Peut-on porter des robes à fleurs, et arborer les couleurs du féminisme queer? Peut-on avoir aiguisé ses rimes au fil de la scène slam, à force d’arpenter Seattle côté pluie, côté nuits de goudron et racines punk, tout en affichant des millions de vues sur YouTube avec des comptines mélancoliques? Peut-on chanter ses complexes à tue-tête (surpoids, trouble bipolaire, enfance v(i)olée…) et se retrouver aux Grammys, en fuseau rouge glam, à côtoyer Queen Latifah et Madonna? Peut-on avoir puisé la force de surmonter une adolescence au bord du gouffre en joignant sa voix à la chorale d’une communauté évangélique, et devenir, au hasard d’un simple refrain («Same Love» avec le rappeur Macklemore), une icône du militantisme pour le mariage gay américain?
Oui, on peut. «Yes, we can.» Mary Lambert, 25 ans, est cette nouvelle barde de la diversité US dont le parcours sillonne à mi-chemin entre alternative et mainstream pour mieux redéfinir les normes du show-business. Bon. La voluptueuse chanteuse, ouvertement lesbienne avant même les prémices du succès, n’est pas la première à avoir fait de ses fêlures, ses luttes identitaires et sa puberté cabossée les ingrédients d’une trajectoire vers la gloire. Sans même les comparer, Peaches ou Beth Ditto, bien avant Miss Lambert, ont hissé leur freak en étendard du chic. Mais là où Mary pleine de grâce augure le franchissement d’une nouvelle étape, c’est dans la manière dont elle se ré-approprie ses blessures. Elle ne les affiche ni comme les galons de la victoire, ni comme les cicatrices de l’amazone, ni comme la preuve d’un caractère en acier trempé. Non, Mary Lambert parle de ses faiblesses sans volonté apparente d’instrumentalisation. Si elle les affiche, c’est pour mieux rappeler que nos failles et nos imperfections sont bel et bien nos traits les plus communs – à vrai dire un trait d’union entre toutes et tous.
«Au moment où vous vous permettez d’être vulnérable en disant: «Je déteste mon apparence» ou «Je me demande comment serait le monde si j’étais mort-e», les choses changent.»

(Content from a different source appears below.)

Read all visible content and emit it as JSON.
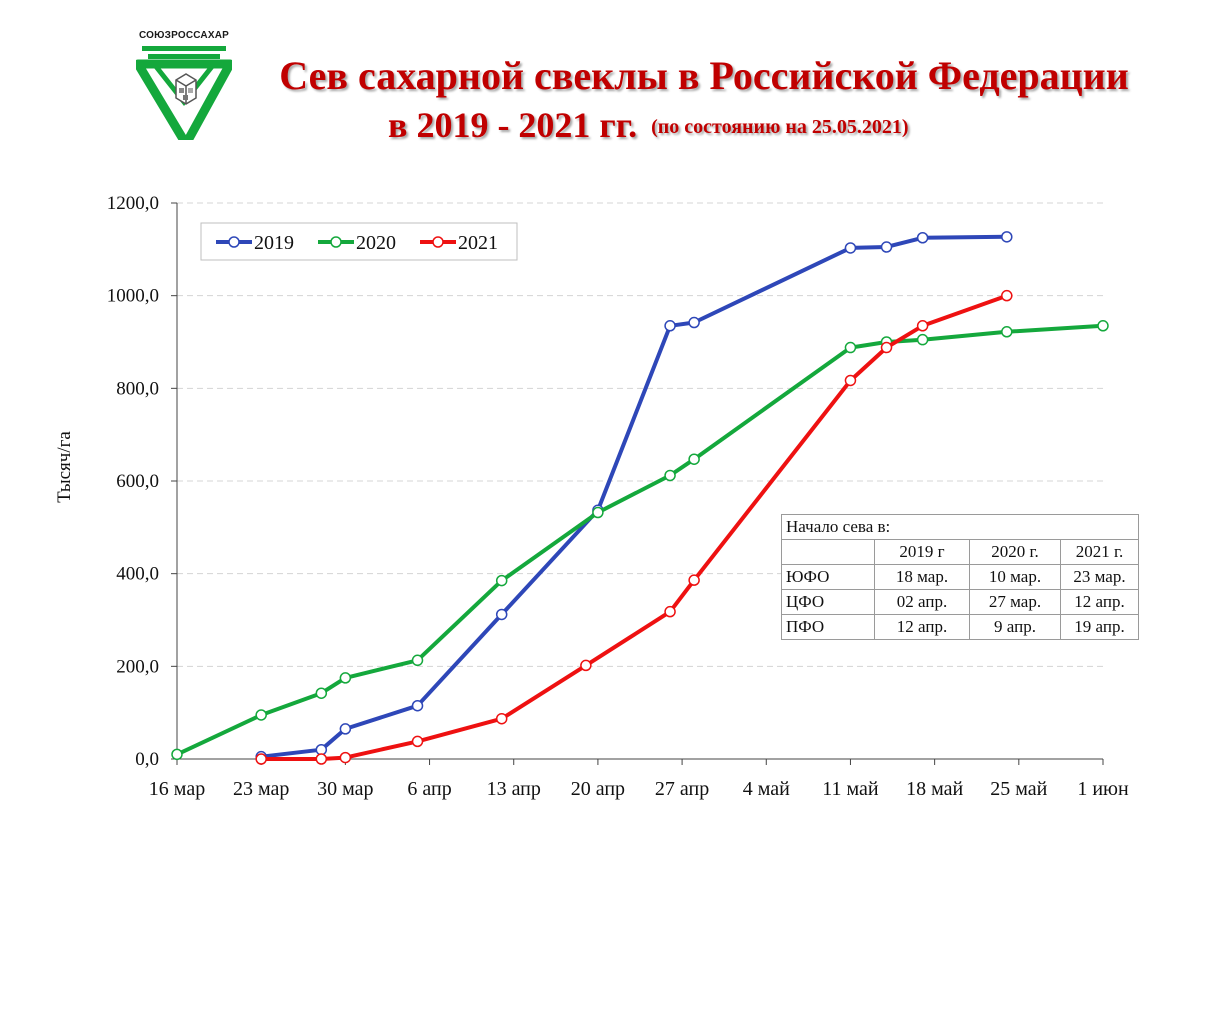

«En tant que société, nous avons oublié comment aimer quelqu’un qu’on ne connaît pas. Comment réparer ça? En commençant par avoir l’honnêteté d’accepter ce qu’on ressent», déclare-t-elle au blog AfterElle.com. «Au moment où vous vous permettez d’être vulnérable en disant: «Je déteste mon apparence» ou «Je me demande comment serait le monde si j’étais mort.e», les choses changent. La plupart des gens, en fait tout le monde probablement, a ressenti ce genre de choses. Alors pourquoi ne pouvons-nous pas les dire? Lorsqu’on est honnête avec qui l’on est, on jette des ponts, et c’est ce que j’essaie de faire.»
«physiques atypiques»
Créer du lien en revendiquant sa vulnérabilité? Désamorcer, surtout, le discours de l’ascension et de la réussite que produit la toute puissante société du spectacle. Soyons clair: il n’y a pas d’unijambiste, de grand brûlé ou de trisomique 21 dans les clips de Mary Lambert. Plutôt des «physiques atypiques» tous assez bien peignés, quelques gosses à coiffure afro, emos à mèches rebelles et butch farouche. Mais peu importe, le message est là: awkward is beautiful.
Il faut dire que, en matière d’antécédents filppants, Mary fait dans le lourd. De l’excommuniation de sa famille par la communauté pentecôtiste ultra-religieuse lorsque sa mère fait son coming out (Mary a six ans), jusqu’à son propre rejet par l’église évangélique quand, à 17 ans, Mary elle-même se découvre lesbienne après avoir rencontré sa première petite amie au sein de la paroisse, depuis ce viol collectif dont elle a fait un poème où un corps démembré flotte sur la rivière jusqu’à la drogue et la dépression dont la musique l’a sauvée, il y a de quoi vider quelques camions de valium. «Je m’enfermais dans ma chambre, j’allumais mon petit keyboard et je chantais: I’m loved, I’m loved, I’m loved.»
Premier frisson
Depuis, Mary Lambert met en refrain les affres de la dictature corporelle («Body Love»), ses questionnements sur l’identité Femme, l’amour au féminin («She keeps me warm»), la jubilation à dire tout haut les petits bizarreries qui froissent la bonne société («Secrets»). «Heart on my sleeve», le titre qui donne son nom à un premier album à paraître ce mois, raconte l’émotion de la première fille, de la première fois, du premier frisson. Une production ultra clean, ultra efficace, ultra positivante, en écho à des années balafrées, souillées, évaporées. Au bout du prêche pour l’acceptation de soi, le salut par la pop. ça redonne un peu la foi, tout simplement.